Editorial

Measuring impact: who counts?

Caroline Hartnell
1 December 2007
Alliance magazine

Caroline HartnellWhen one starts thinking about measuring impact, one seems inevitably to be pulled in two opposite directions. On the one hand, there’s the demand for ‘metrics’. This demand often comes from those working with donors, who are said to be looking for measures analogous to those available to people thinking to invest in the mainstream stock market. The claim made is that if we had better metrics, a functioning philanthropy marketplace, donors would be prepared to ‘invest’ more – the sort of claim that is often made by those promoting transparency and accountability. The image here is releasing a floodgate and funding for good causes flowing out.

On the other hand, you have the intractable phenomenon of social change, of the many and complex factors that are involved in transforming society, changing attitudes, tackling the underlying causes of poverty and inequity. This phenomenon seems obstinately to resist the sort of metrics that investors are said to want. Even if you can measure change over a period of time, it is near to impossible to say exactly what caused it – the much-cited problem of attribution.

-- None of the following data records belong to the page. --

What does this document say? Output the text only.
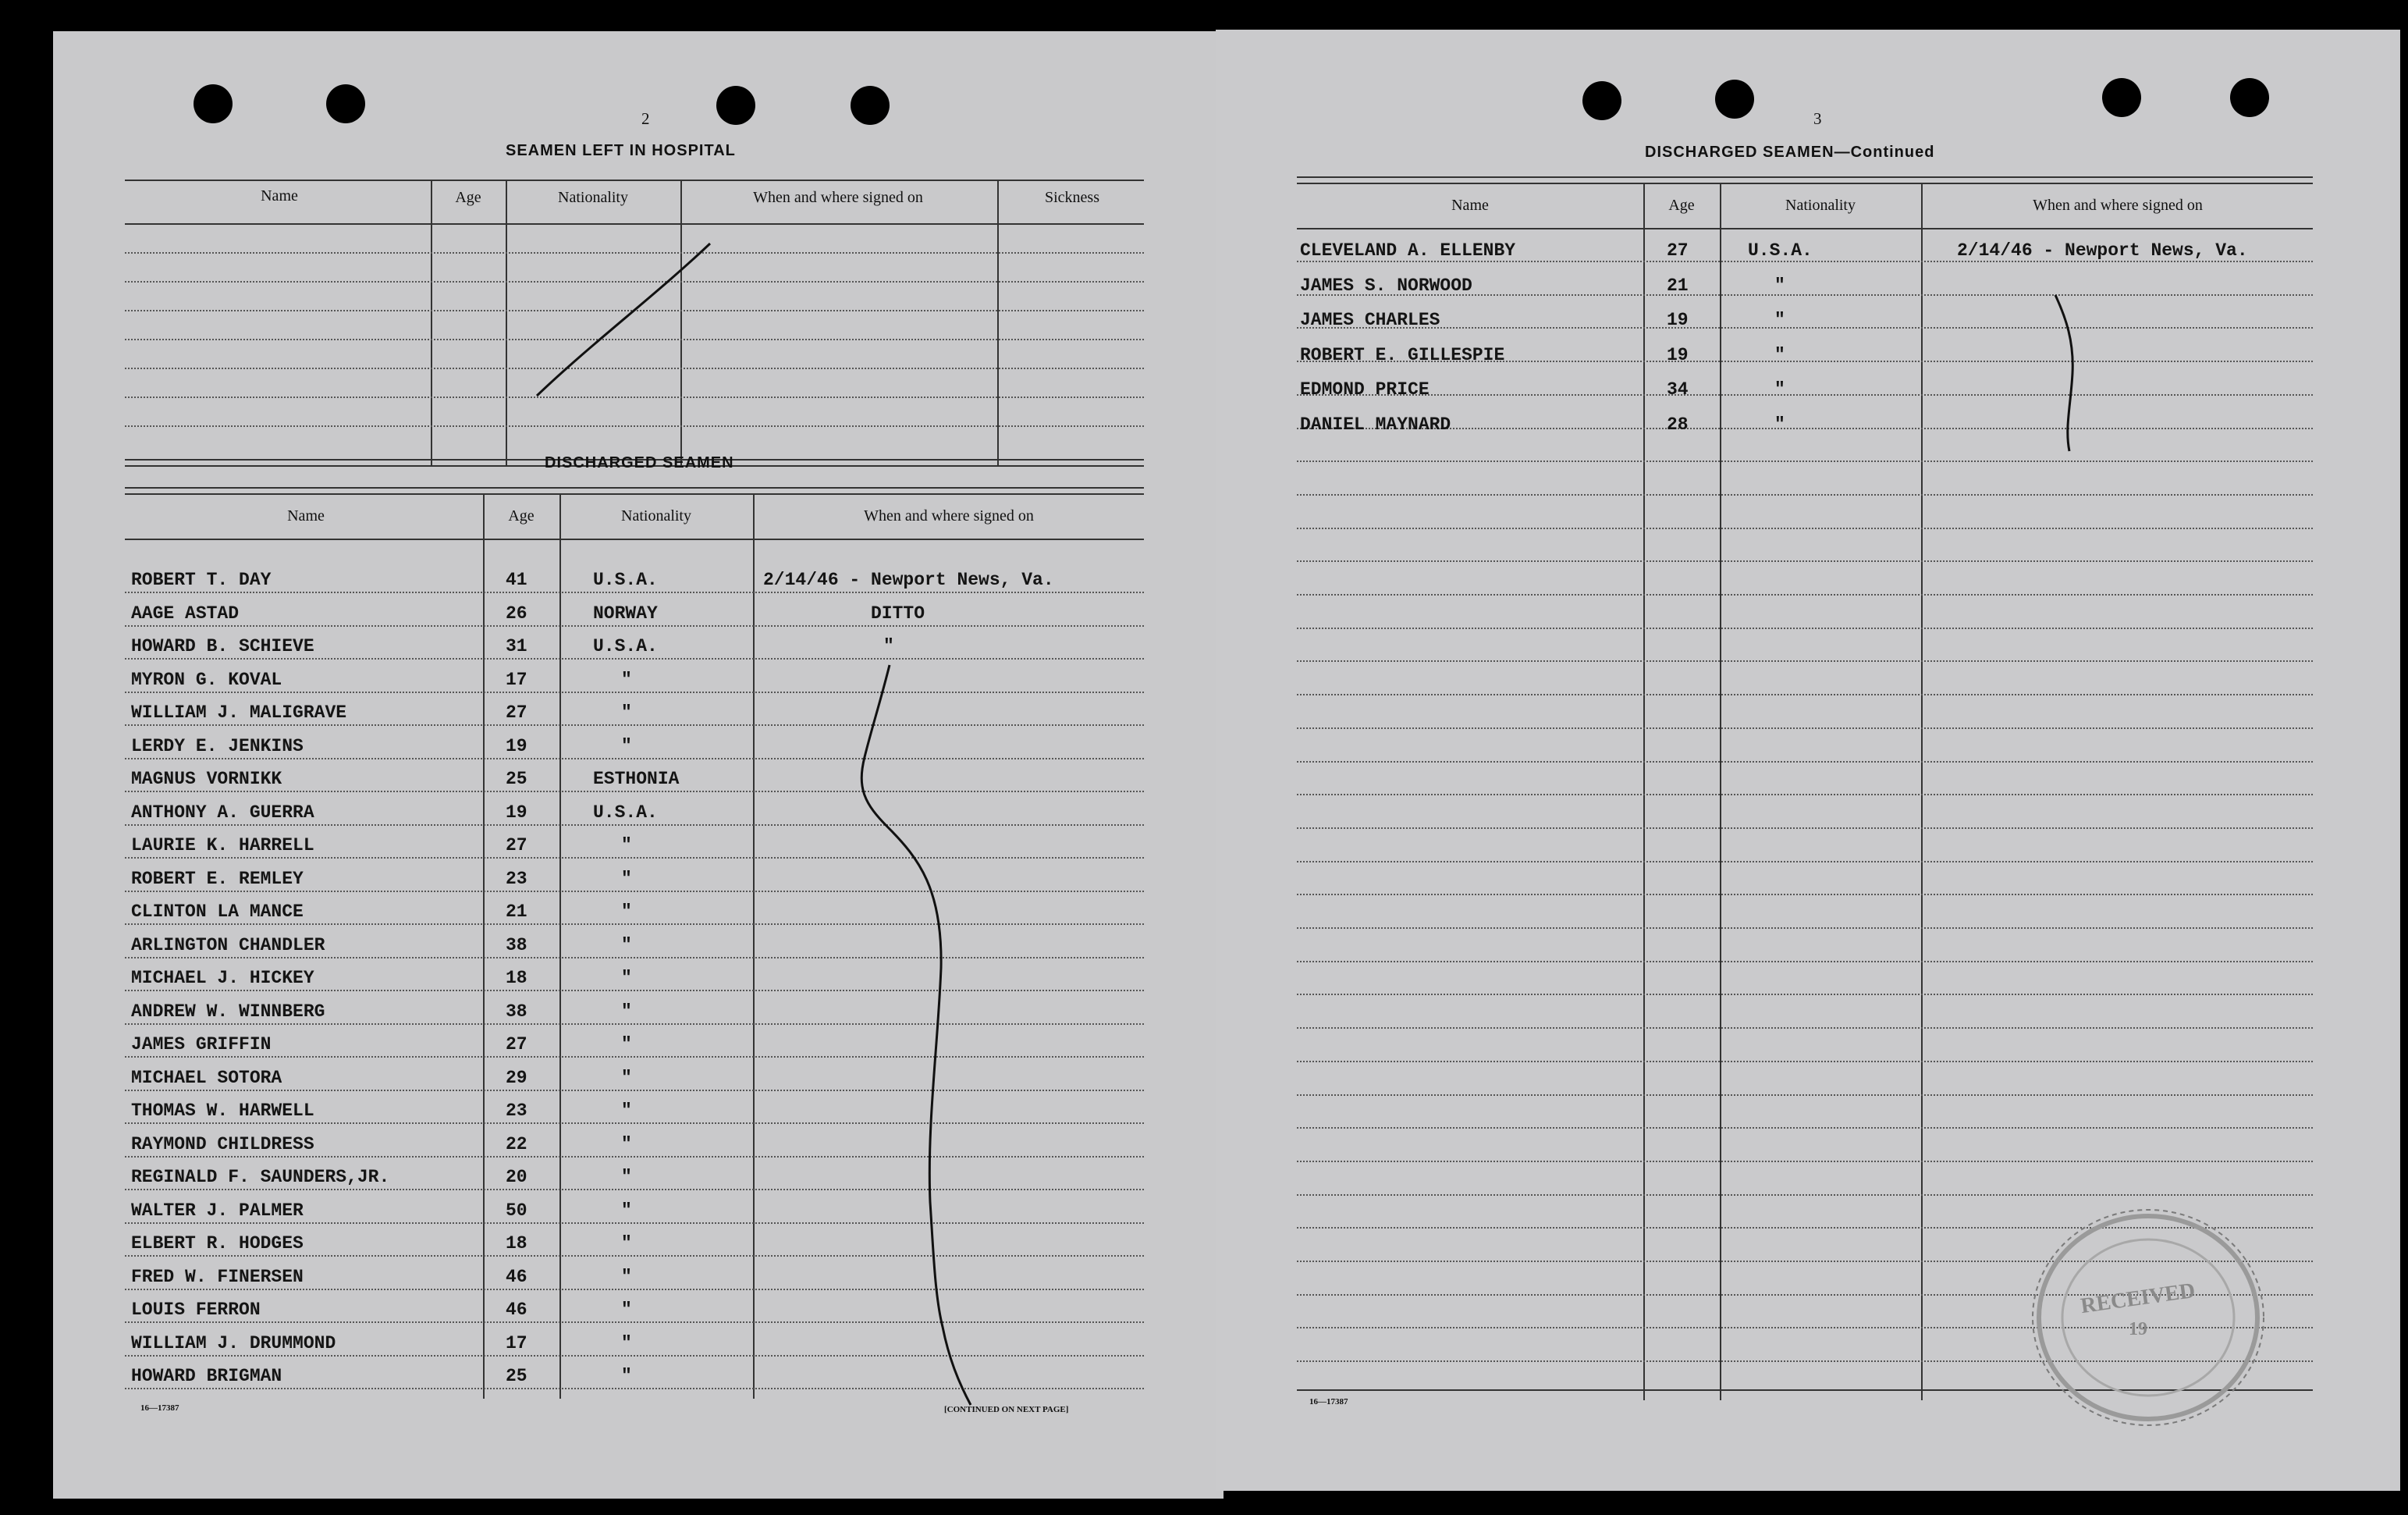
2
SEAMEN LEFT IN HOSPITAL
Name	Age	Nationality	When and where signed on	Sickness
DISCHARGED SEAMEN
Name	Age	Nationality	When and where signed on
ROBERT T. DAY	41	U.S.A.	2/14/46 - Newport News, Va.
AAGE ASTAD	26	NORWAY	DITTO
HOWARD B. SCHIEVE	31	U.S.A.	"
MYRON G. KOVAL	17	"
WILLIAM J. MALIGRAVE	27	"
LERDY E. JENKINS	19	"
MAGNUS VORNIKK	25	ESTHONIA
ANTHONY A. GUERRA	19	U.S.A.
LAURIE K. HARRELL	27	"
ROBERT E. REMLEY	23	"
CLINTON LA MANCE	21	"
ARLINGTON CHANDLER	38	"
MICHAEL J. HICKEY	18	"
ANDREW W. WINNBERG	38	"
JAMES GRIFFIN	27	"
MICHAEL SOTORA	29	"
THOMAS W. HARWELL	23	"
RAYMOND CHILDRESS	22	"
REGINALD F. SAUNDERS,JR.	20	"
WALTER J. PALMER	50	"
ELBERT R. HODGES	18	"
FRED W. FINERSEN	46	"
LOUIS FERRON	46	"
WILLIAM J. DRUMMOND	17	"
HOWARD BRIGMAN	25	"
16—17387	[CONTINUED ON NEXT PAGE]
3
DISCHARGED SEAMEN—Continued
Name	Age	Nationality	When and where signed on
CLEVELAND A. ELLENBY	27	U.S.A.	2/14/46 - Newport News, Va.
JAMES S. NORWOOD	21	"
JAMES CHARLES	19	"
ROBERT E. GILLESPIE	19	"
EDMOND PRICE	34	"
DANIEL MAYNARD	28	"
RECEIVED
19
16—17387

The interview with Percy Barnevik reminds us how much can be achieved that is readily measurable – children passing exams, women taught to read and write, enterprises started, jobs created. Who is going to say this is not worth doing? Elsewhere in this issue, Paul Shoemaker cautions funders against seeking risk for the sake of it. ‘The clients served don’t care if a programme is cutting edge, revolutionary or “high risk”. They just want a better life.’

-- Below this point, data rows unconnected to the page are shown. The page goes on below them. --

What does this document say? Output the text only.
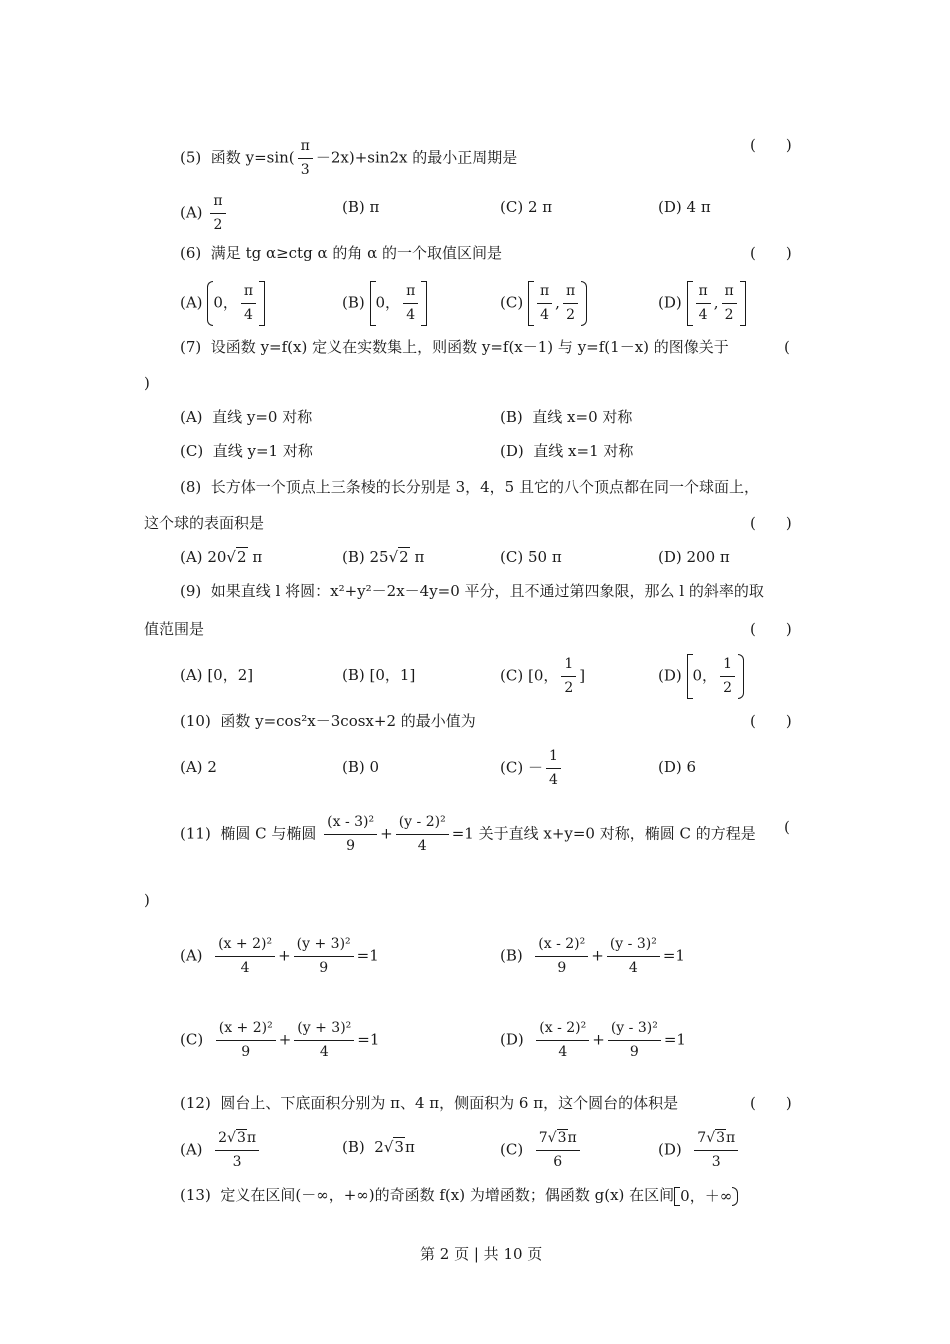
(5) 函数 $y=\sin( \frac{\pi}{3} -2x)+\sin 2x$ 的最小正周期是
(　　)
$(A) \frac{\pi}{2}$	(B) π	(C) 2 π	(D) 4 π
(6) 满足 tg α≥ctg α 的角 α 的一个取值区间是	(　　)
(A) 0， $\frac{\pi}{4}$	(B) 0， $\frac{\pi}{4}$	$(C) \frac{\pi}{4}$ , $\frac{\pi}{2}$	$(D) \frac{\pi}{4}$ , $\frac{\pi}{2}$
(7) 设函数 y=f(x) 定义在实数集上，则函数 y=f(x－1) 与 y=f(1－x) 的图像关于	(
)
(A) 直线 y=0 对称	(B) 直线 x=0 对称
(C) 直线 y=1 对称	(D) 直线 x=1 对称
(8) 长方体一个顶点上三条棱的长分别是 3，4，5 且它的八个顶点都在同一个球面上，
这个球的表面积是	(　　)
(A) 20√2 π	(B) 25√2 π	(C) 50 π	(D) 200 π
(9) 如果直线 l 将圆：x²+y²－2x－4y=0 平分，且不通过第四象限，那么 l 的斜率的取
值范围是	(　　)
(A) [0，2]	(B) [0，1]	(C) [0， $\frac{1}{2}$ ]	(D) 0， $\frac{1}{2}$
(10) 函数 y=cos²x－3cosx+2 的最小值为	(　　)
(A) 2	(B) 0	$(C) - \frac{1}{4}$	(D) 6
(11) 椭圆 C 与椭圆 $\frac{\text{(x - 3)²}}{9} + \frac{\text{(y - 2)²}}{4} =1$ 关于直线 x+y=0 对称，椭圆 C 的方程是 (
)
$(A) \frac{\text{(x + 2)²}}{4} + \frac{\text{(y + 3)²}}{9} =1$	$(B) \frac{\text{(x - 2)²}}{9} + \frac{\text{(y - 3)²}}{4} =1$
$(C) \frac{\text{(x + 2)²}}{9} + \frac{\text{(y + 3)²}}{4} =1$	$(D) \frac{\text{(x - 2)²}}{4} + \frac{\text{(y - 3)²}}{9} =1$
(12) 圆台上、下底面积分别为 π、4 π，侧面积为 6 π，这个圆台的体积是	(　　)
$(A) \frac{2√3\pi}{3}$	(B) 2√3π	$(C) \frac{7√3\pi}{6}$	$(D) \frac{7√3\pi}{3}$
(13) 定义在区间(－∞，+∞)的奇函数 f(x) 为增函数；偶函数 g(x) 在区间 0，＋∞
第 2 页 | 共 10 页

This leads straight into the question that is part of the title of the special feature: who counts? This question – coined by UK NGO Mango, which helps NGOs strengthen their financial management – is nicely ambiguous, both its meanings equally relevant to the issue of measuring impact. First, who counts, who matters? Paul Shoemaker reminds us that it is the clients, the beneficiaries, the people ultimately affected by programmes, who matter.

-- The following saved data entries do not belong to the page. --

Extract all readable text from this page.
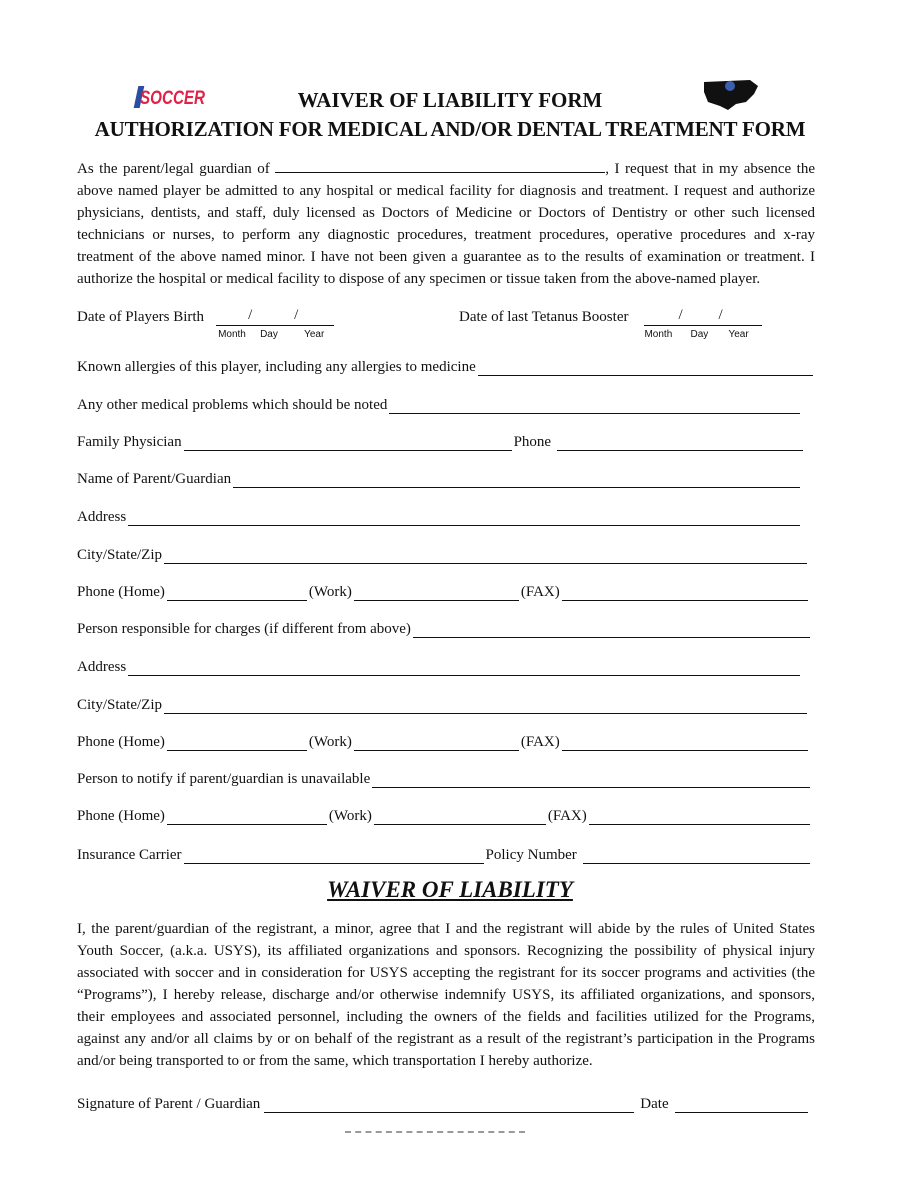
SOCCER	WAIVER OF LIABILITY FORM
AUTHORIZATION FOR MEDICAL AND/OR DENTAL TREATMENT FORM
As the parent/legal guardian of	, I request that in my absence the above named player be admitted to any hospital or medical facility for diagnosis and treatment. I request and authorize physicians, dentists, and staff, duly licensed as Doctors of Medicine or Doctors of Dentistry or other such licensed technicians or nurses, to perform any diagnostic procedures, treatment procedures, operative procedures and x-ray treatment of the above named minor. I have not been given a guarantee as to the results of examination or treatment. I authorize the hospital or medical facility to dispose of any specimen or tissue taken from the above-named player.
Date of Players Birth	/	/
Month Day	Year
Date of last Tetanus Booster	/ /
Month Day Year
Known allergies of this player, including any allergies to medicine
Any other medical problems which should be noted
Family Physician	Phone
Name of Parent/Guardian
Address
City/State/Zip
Phone (Home)	(Work)	(FAX)
Person responsible for charges (if different from above)
Address
City/State/Zip
Phone (Home)	(Work)	(FAX)
Person to notify if parent/guardian is unavailable
Phone (Home)	(Work)	(FAX)
Insurance Carrier	Policy Number
WAIVER OF LIABILITY
I, the parent/guardian of the registrant, a minor, agree that I and the registrant will abide by the rules of United States Youth Soccer, (a.k.a. USYS), its affiliated organizations and sponsors. Recognizing the possibility of physical injury associated with soccer and in consideration for USYS accepting the registrant for its soccer programs and activities (the “Programs”), I hereby release, discharge and/or otherwise indemnify USYS, its affiliated organizations, and sponsors, their employees and associated personnel, including the owners of the fields and facilities utilized for the Programs, against any and/or all claims by or on behalf of the registrant as a result of the registrant’s participation in the Programs and/or being transported to or from the same, which transportation I hereby authorize.
Signature of Parent / Guardian	Date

Second, who does the counting? Mango maintains that financial reporting to beneficiaries improves NGOs’ impact, enabling beneficiaries to make sure that funds are spent on their real priorities. David Bonbright and Perla Ni, writing in this issue of Alliance, similarly insist on the importance of involving those affected by programmes. ‘The quality of an organization’s relationships with its beneficiaries and other constituents is highly predictive of its effectiveness and impact,’ says David Bonbright. Meanwhile Paul Brest insists that none of this is ‘a substitute for hard data’, and the search for ever better ways to measure impact continues, as highlighted in this issue of Alliance.